Samenvatting

In tegenstelling tot vitamine K-antagonisten is er geen specifiek antidotum voor niet-vitamine K-antagonist orale anticoagulantia. Hierdoor bestaat de vrees dat de mortaliteit en morbiditeit van een bloeding of een spoedingreep hoger is in patiënten die behandeld worden met niet-vitamine K-antagonist orale anticoagulantia in vergelijking met patiënten die met vitamine K-antagonisten worden behandeld. Toch was de klinische uitkomst van niet-vitamine K-antagonist orale anticoagulantia en vitamine K-antagonistengerelateerde bloedingen in fase III-studies bij patiënten met atriumfibrilleren en veneuze trombo-embolieën vergelijkbaar.

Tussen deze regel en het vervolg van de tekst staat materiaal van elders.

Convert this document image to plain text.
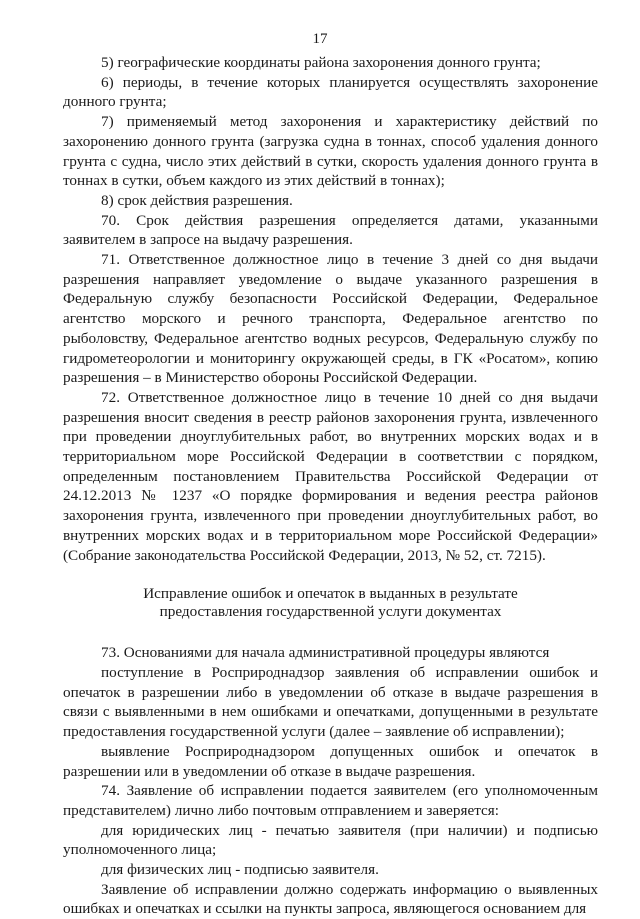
17

5) географические координаты района захоронения донного грунта;

6) периоды, в течение которых планируется осуществлять захоронение донного грунта;

7) применяемый метод захоронения и характеристику действий по захоронению донного грунта (загрузка судна в тоннах, способ удаления донного грунта с судна, число этих действий в сутки, скорость удаления донного грунта в тоннах в сутки, объем каждого из этих действий в тоннах);

8) срок действия разрешения.

70. Срок действия разрешения определяется датами, указанными заявителем в запросе на выдачу разрешения.

71. Ответственное должностное лицо в течение 3 дней со дня выдачи разрешения направляет уведомление о выдаче указанного разрешения в Федеральную службу безопасности Российской Федерации, Федеральное агентство морского и речного транспорта, Федеральное агентство по рыболовству, Федеральное агентство водных ресурсов, Федеральную службу по гидрометеорологии и мониторингу окружающей среды, в ГК «Росатом», копию разрешения – в Министерство обороны Российской Федерации.

72. Ответственное должностное лицо в течение 10 дней со дня выдачи разрешения вносит сведения в реестр районов захоронения грунта, извлеченного при проведении дноуглубительных работ, во внутренних морских водах и в территориальном море Российской Федерации в соответствии с порядком, определенным постановлением Правительства Российской Федерации от 24.12.2013 № 1237 «О порядке формирования и ведения реестра районов захоронения грунта, извлеченного при проведении дноуглубительных работ, во внутренних морских водах и в территориальном море Российской Федерации» (Собрание законодательства Российской Федерации, 2013, № 52, ст. 7215).

Исправление ошибок и опечаток в выданных в результате
предоставления государственной услуги документах

73. Основаниями для начала административной процедуры являются

поступление в Росприроднадзор заявления об исправлении ошибок и опечаток в разрешении либо в уведомлении об отказе в выдаче разрешения в связи с выявленными в нем ошибками и опечатками, допущенными в результате предоставления государственной услуги (далее – заявление об исправлении);

выявление Росприроднадзором допущенных ошибок и опечаток в разрешении или в уведомлении об отказе в выдаче разрешения.

74. Заявление об исправлении подается заявителем (его уполномоченным представителем) лично либо почтовым отправлением и заверяется:

для юридических лиц - печатью заявителя (при наличии) и подписью уполномоченного лица;

для физических лиц - подписью заявителя.

Заявление об исправлении должно содержать информацию о выявленных ошибках и опечатках и ссылки на пункты запроса, являющегося основанием для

De effectiviteit van niet-specifieke prohemostatica zoals protrombinecomplexconcentraat en recombinant factor VIIa (rFVIIa) is onderzocht in gezonde vrijwilligers en in proefdiermodellen. Hierin lijkt protrombinecomplexconcentraat, zowel inactief als geactiveerd, effectief, hoewel de resultaten niet eenduidig zijn. Omdat deze middelen nog niet zijn onderzocht bij patiënten met bloedingscomplicaties blijft het voorlopig onduidelijk of de uitkomst van de bloeding hiermee verbeterd kan worden. Specifieke antidota voor dabigatran en factor Xa-remmers zijn momenteel in ontwikkeling met veelbelovende initiële onderzoeksresultaten. Totdat deze antidota beschikbaar zijn, blijft de optimale behandeling van bloedingen onzeker. Dankzij de betrekkelijk korte halfwaardetijd van niet-vitamine K-antagonist orale anticoagulantia zijn ondersteunende maatregelen en lokale compressie doorgaans voldoende en lijken niet-specifieke prohemostatica alleen nodig bij de ernstigste gevallen. Gebaseerd op het best beschikbare, maar schaarse bewijs zijn er richtlijnen opgesteld die praktische suggesties doen in geval van een niet-vitamine K-antagonist orale anticoagulantia-geassocieerde bloeding.